Expanding My Horizons
My baby takes the morning train.
He works from 9 to 5 and then,
he takes another home again
to find me...watching the Manchester United football team! The best freakin' team in all the land! Whoo-hoo!.
(Probably only one person that reads this blog will get that...oh well...mi scusi.)
The World Cup is right around the corner, and so I feel a sense of obligation to provide some sort of preview. The problem is that I don't follow soccer at all. I just never got into the game. The low scoring doesn't bother me, but flopping and offsides traps are the antithesis of why I enjoy watching and competing in sports. So, my soccer knowledge is pretty minimal, having been limited to what information I have gathered from watching movies or playing FIFA on the 3DO and Dreamcast. (For those that missed the six months it was in the stores, the Panasonic 3DO was a video game console in the mid-90s.) However I'm skeptical that in actual soccer, you can score by using a lob instead of a shot and watch the goalie just stare at it because he thinks it's a pass. I'm pretty sure real soccer players are slightly smarter than the AI of a 10 year old video game.
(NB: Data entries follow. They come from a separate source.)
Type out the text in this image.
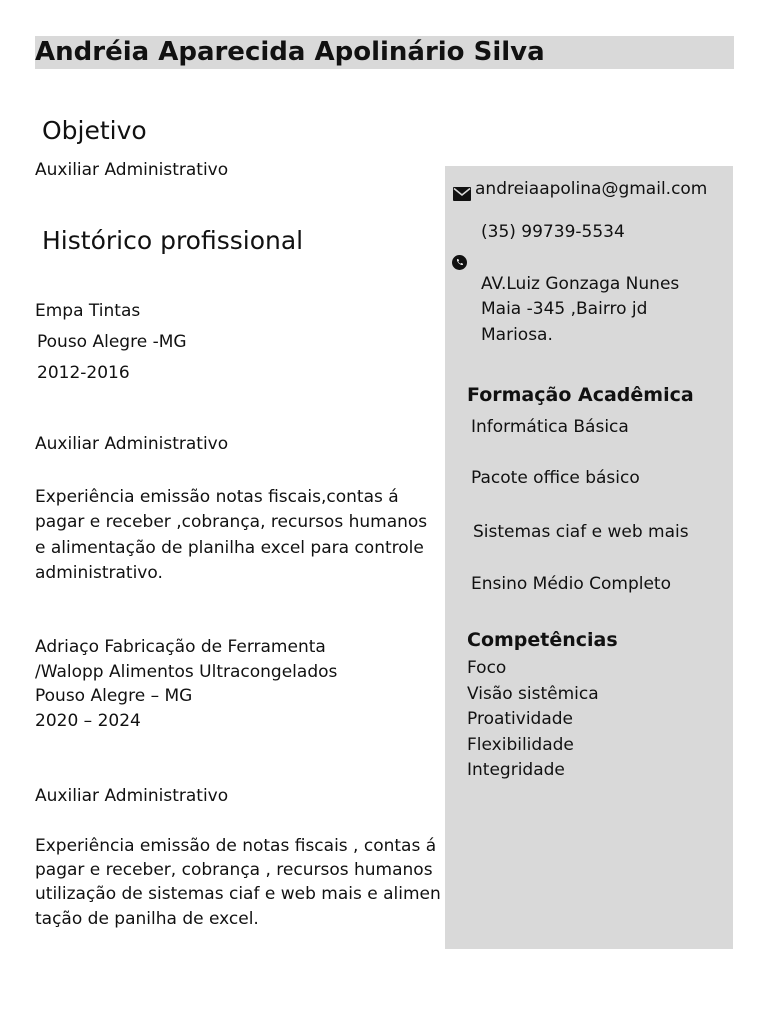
Andréia Aparecida Apolinário Silva
Objetivo

Auxiliar Administrativo

Histórico profissional

Empa Tintas

Pouso Alegre -MG

2012-2016

Auxiliar Administrativo

Experiência emissão notas fiscais,contas á

pagar e receber ,cobrança, recursos humanos

e alimentação de planilha excel para controle

administrativo.

Adriaço Fabricação de Ferramenta

/Walopp Alimentos Ultracongelados

Pouso Alegre – MG

2020 – 2024

Auxiliar Administrativo

Experiência emissão de notas fiscais , contas á

pagar e receber, cobrança , recursos humanos

utilização de sistemas ciaf e web mais e alimen

tação de panilha de excel.

andreiaapolina@gmail.com

(35) 99739-5534

AV.Luiz Gonzaga Nunes

Maia -345 ,Bairro jd

Mariosa.

Formação Acadêmica

Informática Básica

Pacote office básico

Sistemas ciaf e web mais

Ensino Médio Completo

Competências

Foco

Visão sistêmica

Proatividade

Flexibilidade

Integridade
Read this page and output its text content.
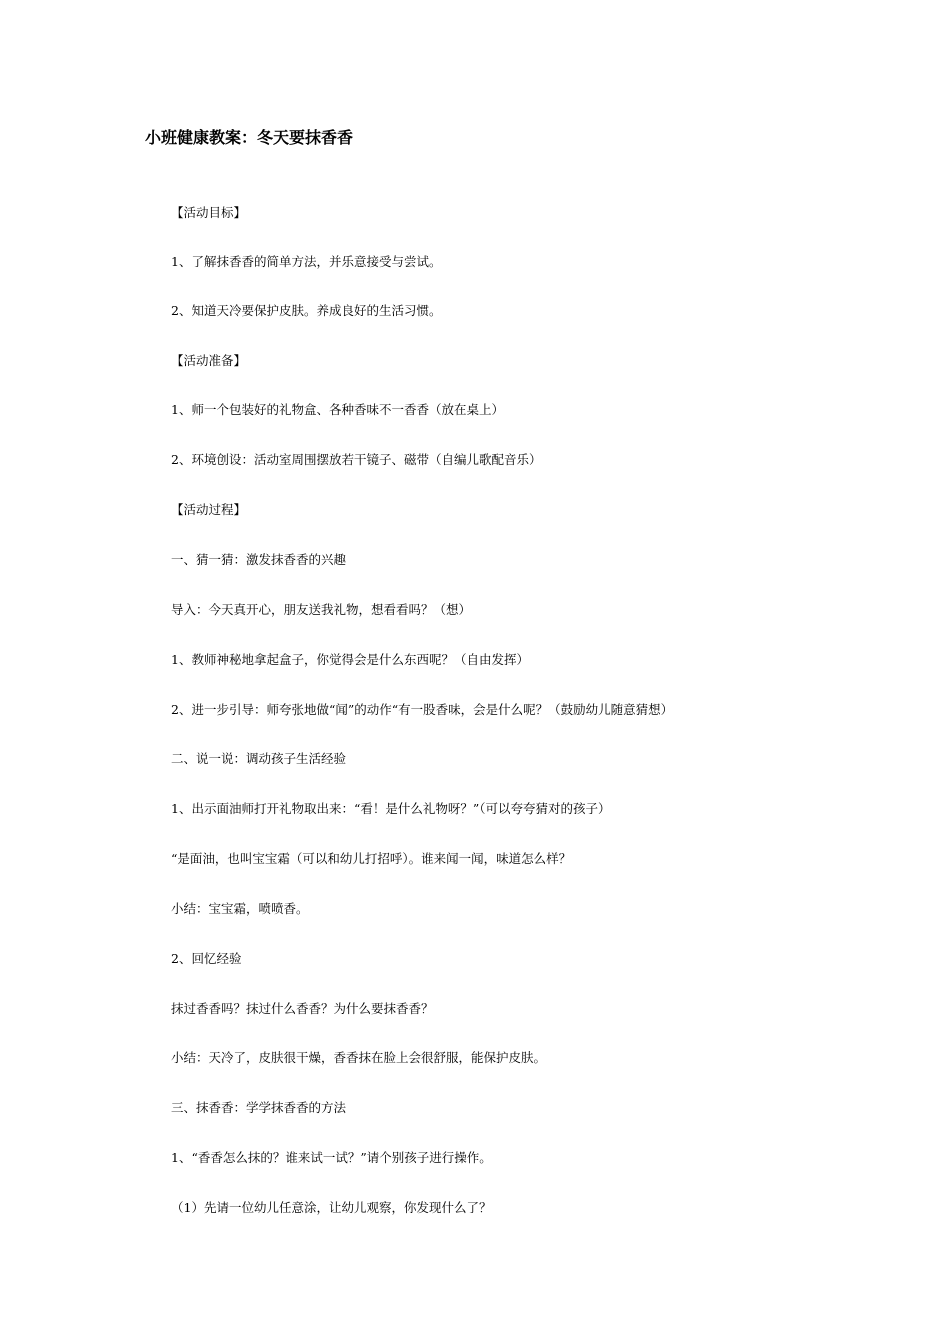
小班健康教案：冬天要抹香香
【活动目标】
1、了解抹香香的简单方法，并乐意接受与尝试。
2、知道天冷要保护皮肤。养成良好的生活习惯。
【活动准备】
1、师一个包装好的礼物盒、各种香味不一香香（放在桌上）
2、环境创设：活动室周围摆放若干镜子、磁带（自编儿歌配音乐）
【活动过程】
一、猜一猜：激发抹香香的兴趣
导入：今天真开心，朋友送我礼物，想看看吗？（想）
1、教师神秘地拿起盒子，你觉得会是什么东西呢？（自由发挥）
2、进一步引导：师夸张地做“闻”的动作“有一股香味，会是什么呢？（鼓励幼儿随意猜想）
二、说一说：调动孩子生活经验
1、出示面油师打开礼物取出来：“看！是什么礼物呀？”（可以夸夸猜对的孩子）
“是面油，也叫宝宝霜（可以和幼儿打招呼）。谁来闻一闻，味道怎么样？
小结：宝宝霜，喷喷香。
2、回忆经验
抹过香香吗？抹过什么香香？为什么要抹香香？
小结：天冷了，皮肤很干燥，香香抹在脸上会很舒服，能保护皮肤。
三、抹香香：学学抹香香的方法
1、“香香怎么抹的？谁来试一试？”请个别孩子进行操作。
（1）先请一位幼儿任意涂，让幼儿观察，你发现什么了？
Since I don't have any real analysis for the games, here are a few numbers you can throw around the water cooler.
$6 million- The bonus that the Polish Federation has promised its national team's players if it manages to win the World Cup.
40,000- Estimated number of sex workers who will be in Germany to provide services to fans and tourists.
$70- Entry fee to Artemis (warning: link is not even close to safe for work), a four story megabrothel in Berlin, featuring a pool, three saunas, two pools....and a bunch of whores.
$50- Estimated cost of an average encounter with a prostitute in Germany.
120,000- Number of "encounters"- equivalent to three times with every hooker in Berlin- the Polish National Team could purchase if it wins the World Cup.
1,235- Number of times I had to resist the temptation to make an easy joke about a Polish guy buying a hooker.
Coincidentally, a soccer ball and the herpes virus capsid have the same shape (an icosahedron.) Oh, and I apologize if in the course of throwing these statistics around the water cooler, you are called in by your boss and immediately fired for sexual harrassment. But hey, at least it will give you some more time to watch that riveting World Cup action!
(note: not that I ever really need an excuse to post a picture of the lovely Alessandra Ambrosio, but I should mention that she is wearing a Manchester United scarf in the picture above. Don't believe me? Check out this pic. Or this one.)